Uterine sarcoma is a rare type of uterine cancer that forms in the uterine muscles or in the tissues that support the uterus. It should not be confused with endometrial cancer, which is a more common form of uterine cancer. Symptoms of uterine sarcoma may include abnormal vaginal bleeding, a mass in the vagina, feelings of pain or fullness in the abdomen, and frequent urination. Treatment options may include surgery, chemotherapy, radiation therapy, and hormone therapy.
Uterine sarcoma is a rare type of cancer in which cancerous cells form in the uterine muscles or other tissues that support the uterus.
The uterus is part of a woman's reproductive system that is located in the pelvis between the bladder and the rectum.

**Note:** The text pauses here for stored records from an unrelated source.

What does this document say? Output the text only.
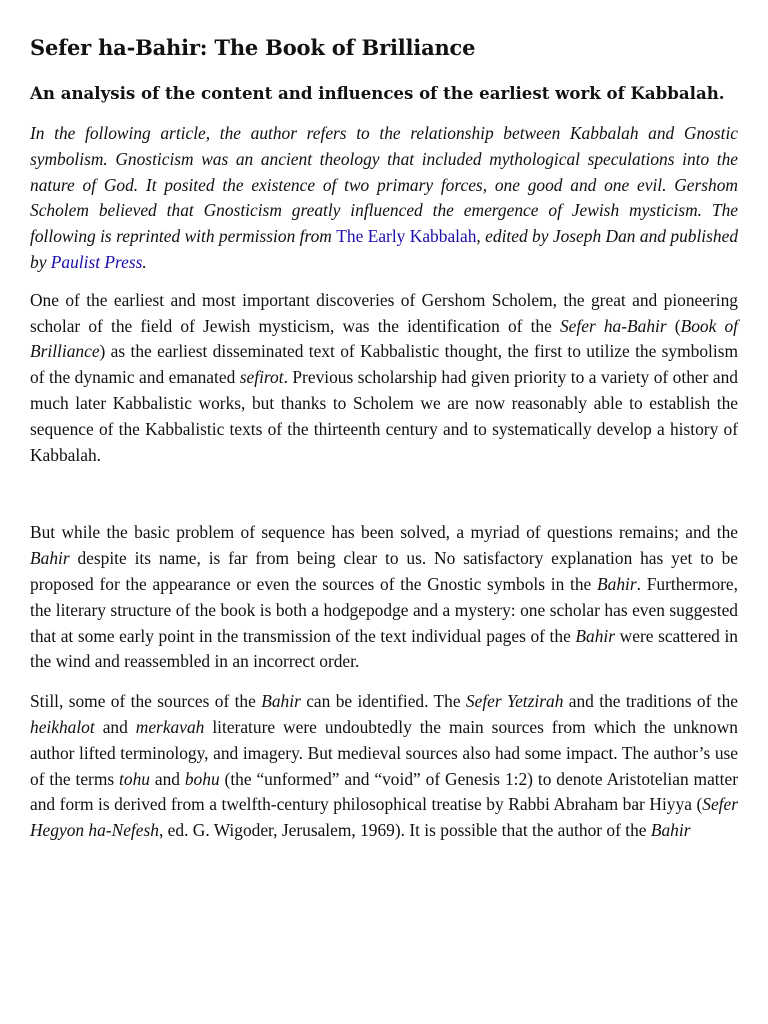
Sefer ha-Bahir: The Book of Brilliance
An analysis of the content and influences of the earliest work of Kabbalah.

In the following article, the author refers to the relationship between Kabbalah and Gnostic symbolism. Gnosticism was an ancient theology that included mythological speculations into the nature of God. It posited the existence of two primary forces, one good and one evil. Gershom Scholem believed that Gnosticism greatly influenced the emergence of Jewish mysticism. The following is reprinted with permission from The Early Kabbalah, edited by Joseph Dan and published by Paulist Press.

One of the earliest and most important discoveries of Gershom Scholem, the great and pioneering scholar of the field of Jewish mysticism, was the identification of the Sefer ha-Bahir (Book of Brilliance) as the earliest disseminated text of Kabbalistic thought, the first to utilize the symbolism of the dynamic and emanated sefirot. Previous scholarship had given priority to a variety of other and much later Kabbalistic works, but thanks to Scholem we are now reasonably able to establish the sequence of the Kabbalistic texts of the thirteenth century and to systematically develop a history of Kabbalah.

But while the basic problem of sequence has been solved, a myriad of questions remains; and the Bahir despite its name, is far from being clear to us. No satisfactory explanation has yet to be proposed for the appearance or even the sources of the Gnostic symbols in the Bahir. Furthermore, the literary structure of the book is both a hodgepodge and a mystery: one scholar has even suggested that at some early point in the transmission of the text individual pages of the Bahir were scattered in the wind and reassembled in an incorrect order.

Still, some of the sources of the Bahir can be identified. The Sefer Yetzirah and the traditions of the heikhalot and merkavah literature were undoubtedly the main sources from which the unknown author lifted terminology, and imagery. But medieval sources also had some impact. The author’s use of the terms tohu and bohu (the “unformed” and “void” of Genesis 1:2) to denote Aristotelian matter and form is derived from a twelfth-century philosophical treatise by Rabbi Abraham bar Hiyya (Sefer Hegyon ha-Nefesh, ed. G. Wigoder, Jerusalem, 1969). It is possible that the author of the Bahir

The uterus is the hollow, pear-shaped organ where a baby grows. The narrow, lower portion of the uterus is called the cervix.
Uterine sarcoma is a very rare kind of cancer that forms in the uterine muscles or in the tissues that support the uterus. It is different from endometrial cancer, a disease in which cancer cells start growing inside the lining of the uterus (endometrium).
(Click Uterine Cancer for more information about endometrial cancer.)
No one knows the exact cause of uterine sarcoma, and doctors can seldom explain why one person will get it and another person will not. However, it is clear that this disease is not contagious -- no one can "catch" uterine sarcoma from another person.
Research has shown that people with certain risk factors are more likely than others to develop the disease. A risk factor is anything that increases a person's chances of developing a disease. An example of a risk factor for uterine sarcoma involves past treatment with radiation therapy to the pelvis.